Broker's View

China’s traditional retail industry to remain weak as shoppers stay home, says Fitch

The top 50 Chinese retailers saw sales fall by 1.9 per cent in the first nine months of the year, while online sales jumped 26.1 per cent

PUBLISHED : Thursday, 10 November, 2016, 3:37pm
UPDATED : Thursday, 10 November, 2016, 10:19pm

A decline in China’s traditional retail industry is set to continue amid sluggish sales and changing consumer habits, analysts say.

The outlook for the sector - which includes department stores and other bricks-and-mortar shopping outlets - is negative, with demand likely to “remain muted” into 2017, a Fitch report said on Tuesday.

In the first nine months of the year, the top 50 domestic retailers saw sales fall 1.9 per cent, representing a slowdown in growth of 2.6 per cent compared to the same period of 2015, according to the China National Business Information Centre.

“Not only are shopping preferences changing, but declining consumer sentiment affected retail sales in several consumer categories in 2016,” Fitch analysts Yee Man Chin and Cathy Chao said in the report.

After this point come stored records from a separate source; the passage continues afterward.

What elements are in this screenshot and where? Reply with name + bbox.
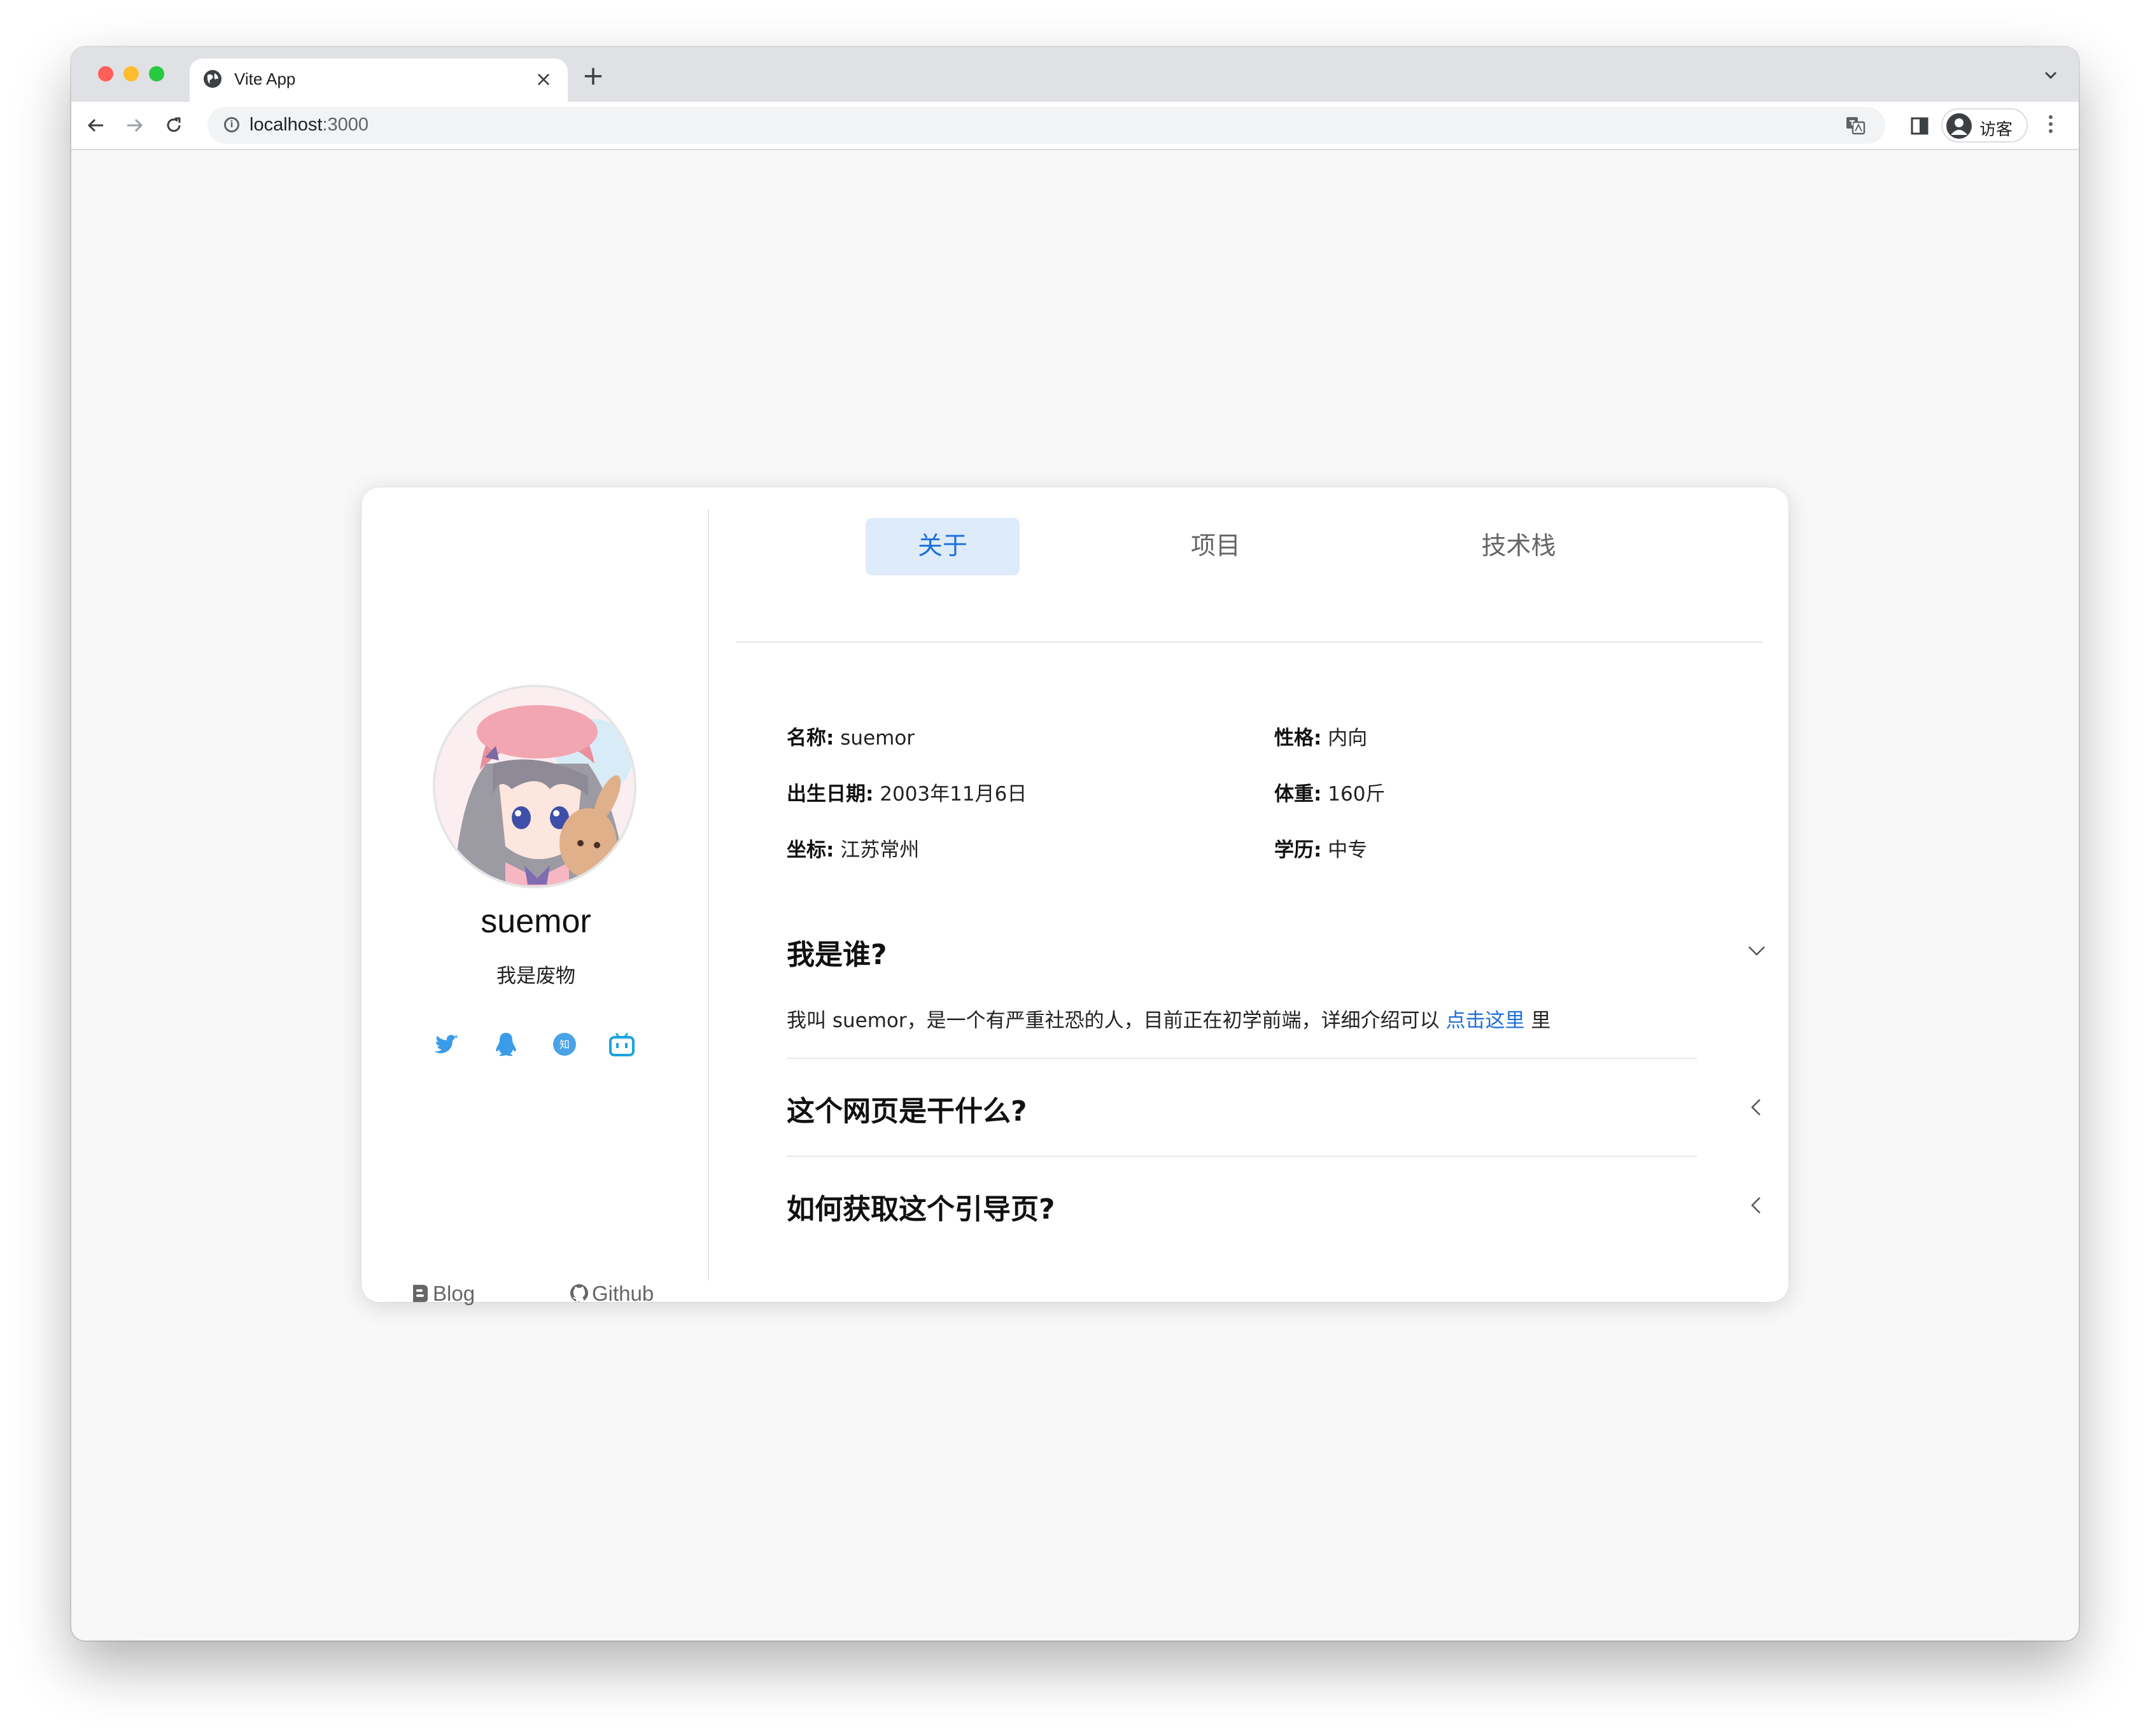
info-location: 坐标: 江苏常州 (787, 839, 920, 862)
faq-question-purpose[interactable]: 这个网页是干什么? (787, 1088, 1027, 1129)
qq-icon[interactable] (491, 1030, 521, 1059)
zhihu-icon[interactable]: 知 (550, 1030, 579, 1059)
forward-arrow-icon[interactable] (120, 111, 149, 140)
tab-strip: Vite App × + (71, 47, 2079, 102)
translate-icon[interactable] (1844, 115, 1866, 136)
close-window-button[interactable] (98, 66, 113, 81)
profile-avatar-icon (1946, 113, 1972, 139)
info-education: 学历: 中专 (1274, 839, 1368, 862)
info-birthday: 出生日期: 2003年11月6日 (787, 783, 1027, 806)
globe-icon (204, 70, 221, 88)
user-name: suemor (481, 903, 591, 940)
card-divider (708, 509, 709, 1280)
click-here-link[interactable]: 点击这里 (1446, 1009, 1525, 1032)
faq-divider (787, 1156, 1697, 1157)
info-weight: 体重: 160斤 (1274, 783, 1386, 806)
faq-divider (787, 1058, 1697, 1059)
chevron-down-icon[interactable] (1744, 938, 1769, 963)
site-info-icon[interactable]: i (224, 117, 239, 132)
profile-label: 访客 (1979, 120, 2013, 139)
tab-search-chevron-icon[interactable] (2038, 62, 2063, 88)
tab-tech-stack[interactable]: 技术栈 (1455, 518, 1582, 575)
tab-close-icon[interactable]: × (531, 66, 556, 92)
github-link[interactable]: Github (569, 1282, 654, 1306)
bilibili-icon[interactable] (607, 1030, 636, 1059)
info-personality: 性格: 内向 (1274, 727, 1368, 750)
faq-question-how-to-get[interactable]: 如何获取这个引导页? (787, 1186, 1055, 1227)
browser-toolbar: i localhost:3000 访客 (71, 102, 2079, 150)
browser-tab[interactable]: Vite App × (190, 59, 568, 102)
avatar (433, 685, 636, 888)
browser-window: Vite App × + i localhost:3000 访客 suemor … (71, 47, 2079, 1641)
svg-text:知: 知 (559, 1039, 570, 1051)
twitter-icon[interactable] (433, 1030, 462, 1059)
user-subtitle: 我是废物 (496, 965, 575, 988)
github-icon (570, 1284, 588, 1302)
faq-answer-who: 我叫 suemor，是一个有严重社恐的人，目前正在初学前端，详细介绍可以 点击这… (787, 1009, 1551, 1032)
profile-card: suemor 我是废物 知 Blog Github 关于 项目 技术栈 名称: … (362, 487, 1788, 1305)
new-tab-button[interactable]: + (578, 61, 608, 92)
tabs-divider (736, 641, 1763, 643)
tab-about[interactable]: 关于 (866, 518, 1020, 575)
maximize-window-button[interactable] (149, 66, 164, 81)
reload-icon[interactable] (159, 111, 188, 140)
blog-link[interactable]: Blog (411, 1282, 475, 1306)
tab-projects[interactable]: 项目 (1165, 518, 1267, 575)
address-bar[interactable]: i localhost:3000 (207, 107, 1885, 144)
faq-question-who[interactable]: 我是谁? (787, 932, 887, 972)
chevron-left-icon[interactable] (1744, 1095, 1769, 1120)
back-arrow-icon[interactable] (81, 111, 111, 140)
url-text: localhost:3000 (249, 115, 369, 135)
tab-title: Vite App (234, 69, 296, 88)
chevron-left-icon[interactable] (1744, 1193, 1769, 1218)
minimize-window-button[interactable] (123, 66, 139, 81)
blog-icon (413, 1285, 428, 1302)
menu-kebab-icon[interactable] (2043, 112, 2058, 140)
profile-button[interactable]: 访客 (1941, 108, 2028, 143)
side-panel-icon[interactable] (1907, 113, 1932, 139)
info-name: 名称: suemor (787, 727, 915, 750)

We expect persistent weak sales for traditional retailers as consumer preferences evolve
Fitch analysts

“We think the rapid change in shopping formats will increase competition, and we therefore expect persistent weak sales for traditional retailers as consumer preferences evolve.”

Chinese consumers have undergone a recent shift in their shopping preferences as the country’s middle class expands, but sentiment has been dampened by a devalued renminbi and the economic slowdown. Shoppers are now increasingly favouring e-commerce, which makes up 20 per cent of the country’s retail sector, and shopping malls over traditional channels such as department stores and street level stores.

This is reducing profitability for retailers who operate their own stores, which have a fixed cost base for rent and staff, Chin and Chao said.

While the retail sector expanded 10.4 per cent in the first three quarters of 2016, the growth was largely from online sales, which surged 26.1 per cent year-on-year to 3.5 trillion yuan, according to data from the National Bureau of Statistics (NBS).

Same-store sales for Parkson Retail Group fell 9.7 per cent in the first half, while for the Golden Eagle Retail Group the drop was 8.7 per cent. Chinese shopping centre operator Intime Retail, which is backed by Alibaba, posted sales that fell 3.7 per cent in the first nine months of the year.

Parkson and Golden Eagle have also seen their margins — the difference between sales prices and cost of production — shrink since 2011, while those of luxury watch retailer Hengdeli have contracted since 2013.

Weakness in the industry is making the retail environment increasingly competitive. Retailers can gain an edge by improving their product mixes, because certain industry segments such as sporting goods are continuing to grow, according to Chin and Chao.

Sports companies went through consolidation in 2012, and with consumers becoming more health-conscious, suppliers like 361 Degrees International “should benefit accordingly from sales growth,” the Fitch report said.

361 Degrees, a Chinese athletics brand, has seen same-store sales growth rebound since 2013 by more than 5 per cent.

Traditional retailers are also resorting to new tactics to attract customers. These include “experimental shopping” whereby outlets increase their food and beverage, lifestyle and entertainment options, as well as linking online-to-offline shopping capabilities, the analysts said.

Through “gimmicks” and technology adoption, retailers can draw millennial and middle-class shoppers by offering digital and personalised shopping, according to Joanne Lee, associate director of research and advisory at Colliers International (Hong Kong).

“We believe technology will come into the market, and artificial intelligence or virtual reality will enhance the shopping experience,” she said.

“Social media will be a focal point for the future, for the retailers and shopping centres,” said Daniel Shih, director at Colliers International (Hong Kong).

These new strategies have been evident in the roll-out for the annual Singles’ Day shopping event hosted by Alibaba, which owns the South China Morning Post. The event includes star-studded promotions, virtual reality and augmented reality components to draw consumers to shop online and offline.

While retailers can take steps to reduce costs, such as reducing inventory or closing stores, Fitch says the “structural challenges facing the retail sector are likely to persist.”